This repository provides tools to process the RadImageNet dataset, converting it into a refined and stratified organization suitable for various medical imaging applications.
For detailed information, refer to our preprint paper: [Policy Gradient-Driven Noise Mask](https://arxiv.org/abs/2406.14568).
If you use this code in your research, please cite our paper:
```bibtex
@inproceedings{yavuz2025policy,
title={Policy Gradient-Driven Noise Mask},
author={Yavuz, Mehmet Can and Yang, Yang},
booktitle={International Conference on Pattern Recognition},
pages={414--431},
year={2025},
organization={Springer}
}
```
## Performance Comparison of ResNet Models
This table compares the performance of ResNet models pretrained on 2D RadImageNet using regular and Two2Three convolution techniques across various metrics:
| Model | Precision (macro) | Recall (macro) | F1 Score (macro) | Balanced Accuracy | Average Accuracy |
|-----------|-------------------|----------------|------------------|-------------------|------------------|
| ResNet10t | 0.4720 | 0.3848 | 0.3998 | 0.3848 | 0.7981 |
| ResNet18 | 0.5150 | 0.4383 | 0.4545 | 0.4383 | 0.8177 |
| ResNet50 | 0.5563 | 0.4934 | 0.5097 | 0.4934 | 0.8352 |
We recommend adapting the code for benchmarking other models, which can be found here: [https://github.com/pytorch/vision/tree/main/references/classification](https://github.com/pytorch/vision/tree/main/references/classification).

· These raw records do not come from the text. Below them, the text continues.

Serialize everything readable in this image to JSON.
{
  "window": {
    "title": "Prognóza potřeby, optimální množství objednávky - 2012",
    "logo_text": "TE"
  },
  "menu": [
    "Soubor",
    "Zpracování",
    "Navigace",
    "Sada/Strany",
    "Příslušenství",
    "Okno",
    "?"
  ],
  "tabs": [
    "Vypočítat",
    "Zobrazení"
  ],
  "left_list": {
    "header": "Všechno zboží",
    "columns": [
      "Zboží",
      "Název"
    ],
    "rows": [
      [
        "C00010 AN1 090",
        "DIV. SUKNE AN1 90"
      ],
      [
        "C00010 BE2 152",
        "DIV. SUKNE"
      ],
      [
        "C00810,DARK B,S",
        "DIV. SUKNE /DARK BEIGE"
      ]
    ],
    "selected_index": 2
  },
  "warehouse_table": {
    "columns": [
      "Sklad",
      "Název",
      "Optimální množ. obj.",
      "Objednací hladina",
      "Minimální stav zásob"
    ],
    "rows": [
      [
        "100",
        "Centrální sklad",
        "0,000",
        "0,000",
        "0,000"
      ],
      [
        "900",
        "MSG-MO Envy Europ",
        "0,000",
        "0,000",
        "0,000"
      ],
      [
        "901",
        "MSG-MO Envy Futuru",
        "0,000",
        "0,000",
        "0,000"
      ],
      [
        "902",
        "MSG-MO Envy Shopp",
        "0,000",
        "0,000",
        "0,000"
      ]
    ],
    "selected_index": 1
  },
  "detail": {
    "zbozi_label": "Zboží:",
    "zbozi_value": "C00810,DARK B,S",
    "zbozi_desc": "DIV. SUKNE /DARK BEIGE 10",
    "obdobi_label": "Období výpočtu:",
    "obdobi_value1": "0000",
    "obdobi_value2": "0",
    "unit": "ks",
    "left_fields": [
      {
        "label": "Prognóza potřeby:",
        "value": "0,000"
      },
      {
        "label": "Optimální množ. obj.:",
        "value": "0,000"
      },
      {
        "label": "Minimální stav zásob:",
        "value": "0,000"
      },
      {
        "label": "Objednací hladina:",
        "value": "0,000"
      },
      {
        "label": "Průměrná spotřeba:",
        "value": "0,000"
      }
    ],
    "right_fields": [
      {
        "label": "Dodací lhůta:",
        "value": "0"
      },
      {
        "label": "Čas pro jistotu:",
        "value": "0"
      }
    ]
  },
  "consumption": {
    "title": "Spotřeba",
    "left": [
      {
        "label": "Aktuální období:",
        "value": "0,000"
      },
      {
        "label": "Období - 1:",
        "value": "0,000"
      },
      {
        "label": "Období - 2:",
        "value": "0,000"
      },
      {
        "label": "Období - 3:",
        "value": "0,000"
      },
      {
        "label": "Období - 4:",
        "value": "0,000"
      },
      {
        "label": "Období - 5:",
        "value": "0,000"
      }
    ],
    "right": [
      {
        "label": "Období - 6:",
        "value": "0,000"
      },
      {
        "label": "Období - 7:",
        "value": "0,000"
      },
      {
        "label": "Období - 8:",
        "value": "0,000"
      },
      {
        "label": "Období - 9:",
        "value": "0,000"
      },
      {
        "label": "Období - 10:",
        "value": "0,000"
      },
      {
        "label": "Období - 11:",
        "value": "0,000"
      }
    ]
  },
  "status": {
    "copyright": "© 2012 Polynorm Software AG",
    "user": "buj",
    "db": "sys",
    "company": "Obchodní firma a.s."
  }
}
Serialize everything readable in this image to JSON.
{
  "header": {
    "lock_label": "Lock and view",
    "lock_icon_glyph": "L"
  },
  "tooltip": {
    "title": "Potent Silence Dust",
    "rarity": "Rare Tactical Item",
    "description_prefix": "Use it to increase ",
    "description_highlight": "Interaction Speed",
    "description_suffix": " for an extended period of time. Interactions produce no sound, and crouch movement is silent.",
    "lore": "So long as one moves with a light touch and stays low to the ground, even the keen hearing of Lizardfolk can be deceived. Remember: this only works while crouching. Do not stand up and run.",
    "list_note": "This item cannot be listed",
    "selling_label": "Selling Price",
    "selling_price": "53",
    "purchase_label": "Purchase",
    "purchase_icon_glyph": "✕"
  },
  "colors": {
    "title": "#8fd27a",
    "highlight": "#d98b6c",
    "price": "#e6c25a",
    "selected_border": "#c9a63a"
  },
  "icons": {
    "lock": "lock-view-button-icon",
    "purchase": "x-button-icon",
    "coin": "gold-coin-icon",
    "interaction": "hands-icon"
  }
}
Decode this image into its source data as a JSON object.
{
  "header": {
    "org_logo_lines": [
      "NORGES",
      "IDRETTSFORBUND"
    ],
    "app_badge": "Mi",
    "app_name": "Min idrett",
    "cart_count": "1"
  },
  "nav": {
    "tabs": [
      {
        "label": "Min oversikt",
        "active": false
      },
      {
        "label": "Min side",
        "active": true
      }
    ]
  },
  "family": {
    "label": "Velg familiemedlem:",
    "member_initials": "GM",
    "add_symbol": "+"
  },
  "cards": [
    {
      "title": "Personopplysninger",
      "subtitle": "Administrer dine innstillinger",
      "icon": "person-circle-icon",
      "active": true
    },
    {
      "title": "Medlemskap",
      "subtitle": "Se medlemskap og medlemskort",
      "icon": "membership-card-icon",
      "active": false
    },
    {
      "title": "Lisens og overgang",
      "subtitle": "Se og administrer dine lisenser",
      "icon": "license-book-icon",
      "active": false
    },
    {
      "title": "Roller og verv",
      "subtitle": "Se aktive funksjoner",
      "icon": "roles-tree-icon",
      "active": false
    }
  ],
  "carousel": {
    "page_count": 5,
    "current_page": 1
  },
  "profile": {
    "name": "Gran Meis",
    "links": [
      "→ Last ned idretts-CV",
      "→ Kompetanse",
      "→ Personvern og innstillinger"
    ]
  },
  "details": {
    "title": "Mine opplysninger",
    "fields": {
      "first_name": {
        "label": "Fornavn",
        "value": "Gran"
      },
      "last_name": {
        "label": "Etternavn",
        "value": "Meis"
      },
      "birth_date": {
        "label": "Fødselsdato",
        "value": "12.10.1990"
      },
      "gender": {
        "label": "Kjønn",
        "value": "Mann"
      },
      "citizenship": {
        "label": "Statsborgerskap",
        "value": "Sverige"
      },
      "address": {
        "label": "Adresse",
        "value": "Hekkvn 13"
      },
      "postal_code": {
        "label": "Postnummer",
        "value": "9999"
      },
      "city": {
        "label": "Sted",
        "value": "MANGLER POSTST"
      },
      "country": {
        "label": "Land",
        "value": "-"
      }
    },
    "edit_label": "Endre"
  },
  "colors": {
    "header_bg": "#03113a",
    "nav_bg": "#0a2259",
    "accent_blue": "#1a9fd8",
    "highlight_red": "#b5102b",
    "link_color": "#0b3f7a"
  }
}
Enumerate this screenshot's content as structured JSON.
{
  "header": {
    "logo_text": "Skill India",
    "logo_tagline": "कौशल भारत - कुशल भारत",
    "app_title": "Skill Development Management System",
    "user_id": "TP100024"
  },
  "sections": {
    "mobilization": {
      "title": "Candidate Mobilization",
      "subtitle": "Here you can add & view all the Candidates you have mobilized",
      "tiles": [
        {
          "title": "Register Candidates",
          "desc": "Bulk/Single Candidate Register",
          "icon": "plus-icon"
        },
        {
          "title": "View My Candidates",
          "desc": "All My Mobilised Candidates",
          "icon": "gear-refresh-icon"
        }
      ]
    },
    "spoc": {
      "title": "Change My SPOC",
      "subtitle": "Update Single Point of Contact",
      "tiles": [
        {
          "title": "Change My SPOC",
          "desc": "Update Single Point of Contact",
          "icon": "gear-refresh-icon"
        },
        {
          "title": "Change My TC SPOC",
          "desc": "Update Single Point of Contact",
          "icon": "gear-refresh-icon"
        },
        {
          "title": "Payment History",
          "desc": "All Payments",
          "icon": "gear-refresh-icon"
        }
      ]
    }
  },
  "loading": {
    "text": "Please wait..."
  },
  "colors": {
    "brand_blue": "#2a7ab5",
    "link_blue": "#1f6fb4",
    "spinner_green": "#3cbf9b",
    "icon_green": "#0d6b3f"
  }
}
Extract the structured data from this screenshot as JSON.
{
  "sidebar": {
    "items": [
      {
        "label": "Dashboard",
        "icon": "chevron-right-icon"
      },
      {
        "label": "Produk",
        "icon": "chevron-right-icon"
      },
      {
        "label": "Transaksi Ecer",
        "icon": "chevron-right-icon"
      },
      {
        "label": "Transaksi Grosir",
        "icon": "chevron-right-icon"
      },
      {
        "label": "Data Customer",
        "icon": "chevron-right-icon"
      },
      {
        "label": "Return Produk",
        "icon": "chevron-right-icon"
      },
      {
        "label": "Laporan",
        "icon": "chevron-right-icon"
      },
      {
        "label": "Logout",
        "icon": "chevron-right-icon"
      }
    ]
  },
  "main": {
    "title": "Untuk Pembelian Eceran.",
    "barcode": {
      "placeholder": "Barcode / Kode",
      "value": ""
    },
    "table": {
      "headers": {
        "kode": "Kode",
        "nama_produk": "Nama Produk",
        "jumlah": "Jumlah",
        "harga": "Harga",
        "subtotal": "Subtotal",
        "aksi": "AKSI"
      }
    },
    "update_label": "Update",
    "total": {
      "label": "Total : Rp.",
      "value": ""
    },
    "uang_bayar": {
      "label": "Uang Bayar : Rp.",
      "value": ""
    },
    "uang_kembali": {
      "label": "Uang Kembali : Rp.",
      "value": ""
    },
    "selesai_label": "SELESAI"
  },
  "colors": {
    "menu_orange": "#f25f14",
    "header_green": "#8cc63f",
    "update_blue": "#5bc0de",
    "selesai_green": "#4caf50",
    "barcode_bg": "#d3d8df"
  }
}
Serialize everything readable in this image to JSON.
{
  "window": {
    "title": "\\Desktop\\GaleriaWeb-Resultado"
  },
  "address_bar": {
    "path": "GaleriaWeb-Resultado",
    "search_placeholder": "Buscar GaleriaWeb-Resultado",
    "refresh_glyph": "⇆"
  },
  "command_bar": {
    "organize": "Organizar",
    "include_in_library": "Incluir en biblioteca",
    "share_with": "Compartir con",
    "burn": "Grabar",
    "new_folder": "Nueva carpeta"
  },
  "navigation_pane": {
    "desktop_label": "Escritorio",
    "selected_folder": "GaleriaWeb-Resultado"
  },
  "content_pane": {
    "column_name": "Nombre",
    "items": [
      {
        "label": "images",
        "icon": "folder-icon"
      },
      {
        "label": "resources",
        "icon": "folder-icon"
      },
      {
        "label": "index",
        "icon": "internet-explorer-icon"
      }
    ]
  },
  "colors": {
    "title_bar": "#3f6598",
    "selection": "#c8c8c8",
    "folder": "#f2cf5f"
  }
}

## ResNet Models and Weights
The model codes are shared through [https://github.com/convergedmachine/Refined-RadImagenet/](https://github.com/convergedmachine/Refined-RadImagenet/).
To create a model using the `timm` library:
```python
import timm
model = timm.create_model('resnet10t', num_classes=165)
```
Replace `'resnet10t'` with `'resnet18'` or `'resnet50'` as needed.
## Folder Structure
```
correction_masks/
data/
weights/
output/
source/
correction_masks.tar.gz
radimagenet.tar.gz
RadiologyAI_test.csv
RadiologyAI_train.csv
RadiologyAI_val.csv
process.py
measure_acc_metrics.py
```
### Files & Directories
- **correction_masks/**: Contains correction masks for the images.
- **data/**: Contains the extracted radiology images.
- **weights/**: Directory for model weights.
- **output/**: Directory for output files.
- **source/**: Contains source files and datasets.
- **correction_masks.tar.gz**: Compressed file containing correction masks.
- **radimagenet.tar.gz**: Compressed RadImageNet dataset.
- **RadiologyAI_test.csv**: CSV file for the test dataset.
- **RadiologyAI_train.csv**: CSV file for the training dataset.
- **RadiologyAI_val.csv**: CSV file for the validation dataset.
- **process.py**: Main script to process and organize the RadImageNet files.
- **measure_acc_metrics.py**: Script to measure accuracy metrics.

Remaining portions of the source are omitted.